There are a lot of orgasmic things in life, most beautiful of them for me is music. It's not when you're walking towards your lecture, wearing your earphones - not sure if you're listening to music or avoiding people - some random thoughts clouding your head. It can never in that moment, because you're too engrossed in this gameplay of meeting, colliding, escaping. It happens when you're not conscious about your awkward leg position, your dry as straw hair, or the fact that you're clueless about your future. But like most of the things in life, it comes with an expiry period. Too bad if you missed the moment trying to preserve it - writing about it, blogging, texting, shouting it aloud -  it's okay 'cause you have had too many such fleeting moments of passing joy.

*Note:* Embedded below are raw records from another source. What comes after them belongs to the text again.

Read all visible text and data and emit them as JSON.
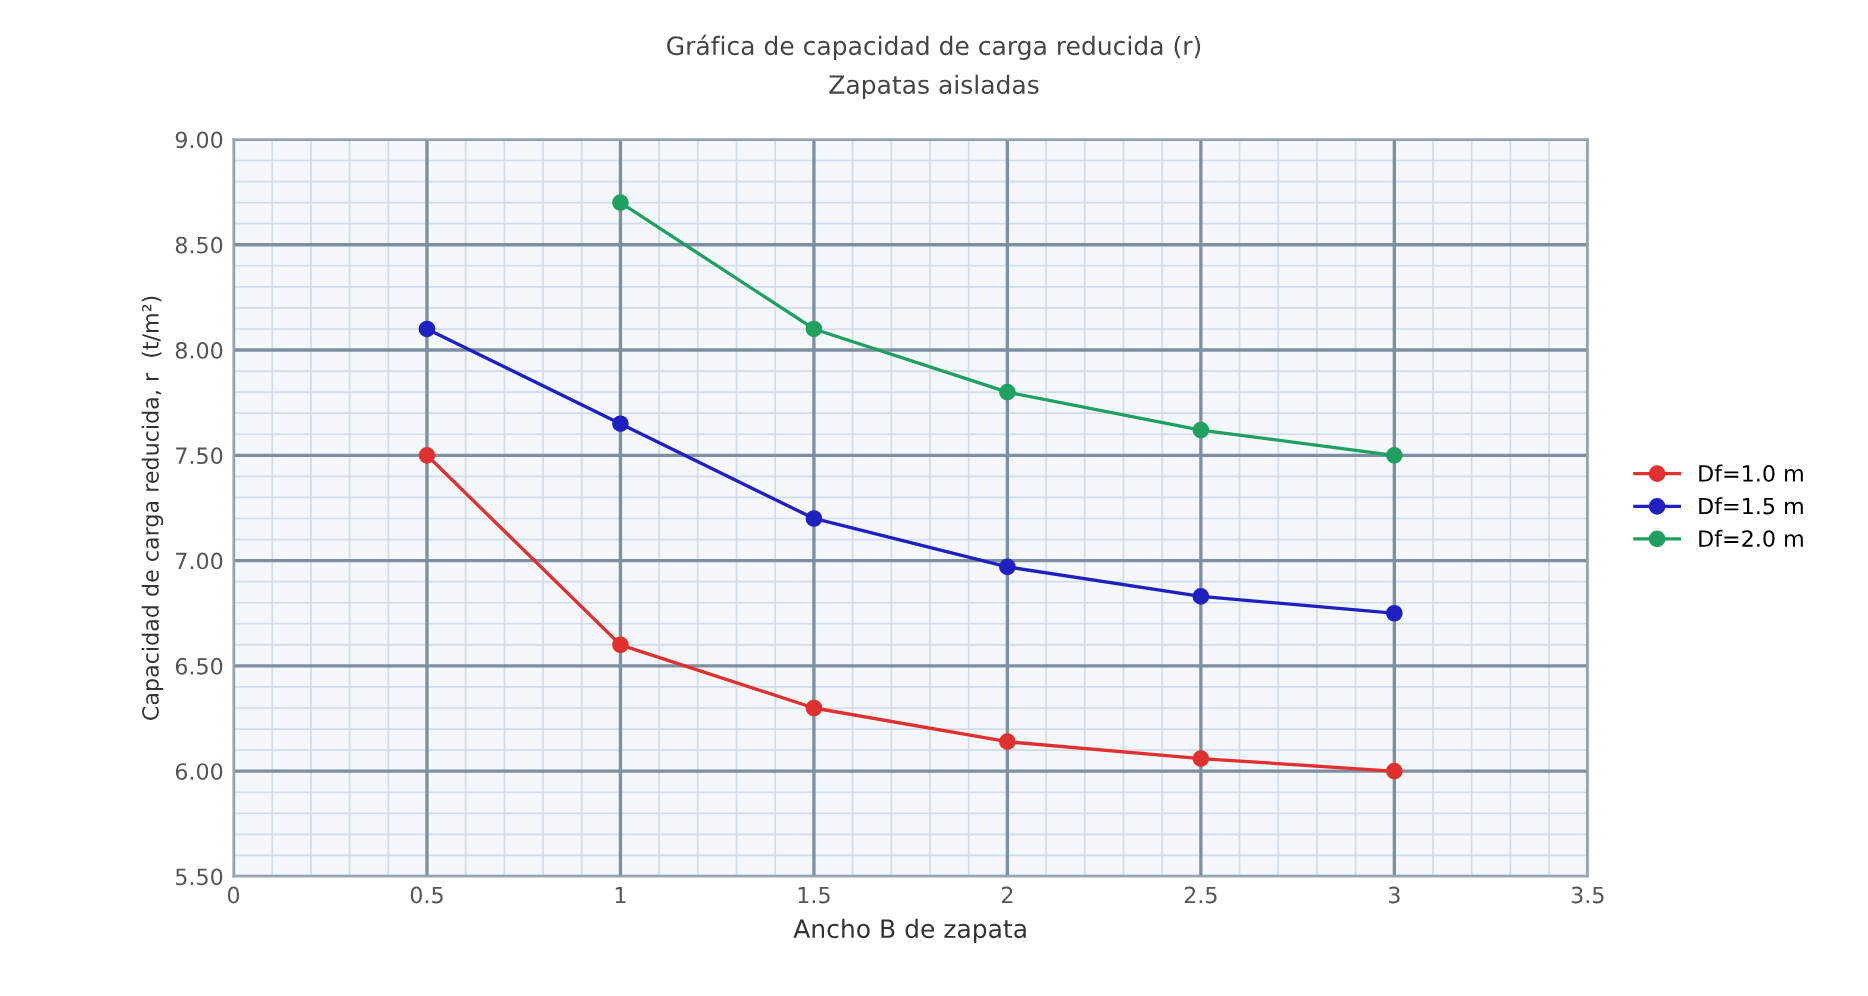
{
  "chart_data": {
    "type": "line",
    "title": "Gráfica de capacidad de carga reducida (r)",
    "subtitle": "Zapatas aisladas",
    "xlabel": "Ancho B de zapata",
    "ylabel": "Capacidad de carga reducida, r  (t/m²)",
    "x": [
      0.5,
      1,
      1.5,
      2,
      2.5,
      3
    ],
    "series": [
      {
        "name": "Df=1.0 m",
        "color": "#e03030",
        "values": [
          7.5,
          6.6,
          6.3,
          6.14,
          6.06,
          6.0
        ]
      },
      {
        "name": "Df=1.5 m",
        "color": "#2020c0",
        "values": [
          8.1,
          7.65,
          7.2,
          6.97,
          6.83,
          6.75
        ]
      },
      {
        "name": "Df=2.0 m",
        "color": "#20a060",
        "values": [
          null,
          8.7,
          8.1,
          7.8,
          7.62,
          7.5
        ]
      }
    ],
    "xlim": [
      0,
      3.5
    ],
    "xticks": [
      0,
      0.5,
      1,
      1.5,
      2,
      2.5,
      3,
      3.5
    ],
    "ylim": [
      5.5,
      9.0
    ],
    "yticks": [
      {
        "value": 5.5,
        "label": "5.50"
      },
      {
        "value": 6.0,
        "label": "6.00"
      },
      {
        "value": 6.5,
        "label": "6.50"
      },
      {
        "value": 7.0,
        "label": "7.00"
      },
      {
        "value": 7.5,
        "label": "7.50"
      },
      {
        "value": 8.0,
        "label": "8.00"
      },
      {
        "value": 8.5,
        "label": "8.50"
      },
      {
        "value": 9.0,
        "label": "9.00"
      }
    ],
    "grid": true,
    "legend": "right",
    "marker": "circle",
    "line_style": "solid"
  }
}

I missed my moment of joy when I was reading a mail. It's like a continuous reminder of how self-centered I am. How this person, let's call him X, mails me everyday telling me about his daily routine, the tiniest details that made his day special and wishes me good luck for future, leaving a note with every mail to talk to him whenever I feel like. Story of an unrequited love - he, the chivalrous hero; me, the cold-heartless narcissist. I can pretend to be in love, but it's too much effort. And I feel I am getting old now, I get tired with all the pretension, already in this crowded city, there's hardly a place to breathe. X lives with the hope that in future, we both will be together, when finally I'd get tired with the world and open my eyes for the first time - as dramatic as it sounds - and realize what a fool I've been all my life. That's not going to happen. Decisions - good or bad that I make, are mine to worry about. And we both can do with less drama in our life. This will continue for few more days and then you're going to hate me eventually. If not hate, then be indifferent. All I am saying is, don't make me wait for months for that to happen. Cut to the chase and we both will do fine. Will Breathe.



Hello, there.

The first post like first of everything has a little bit of excitement and a fear that it's going to be old, a routine soon. Do I want to escape that monotonous, banal state of mind? Instinctively, yes - logically, no. 

I have often enjoyed the first's. Except my first kiss with a girl (I'm a fantabulous kisser but it's the girl whom I'm indifferent towards. Few drinks and I'm a gonner.) and my first time (again, alcohol does me no good). It's more of a whine then regret. I hope a blog would do me less harm. 


I plan to speak few of my thoughts here. The ones I wouldn't usually share with anyone. Being anonymous is bliss 'til you remain so.


Make love, safely -with War, you can take chances.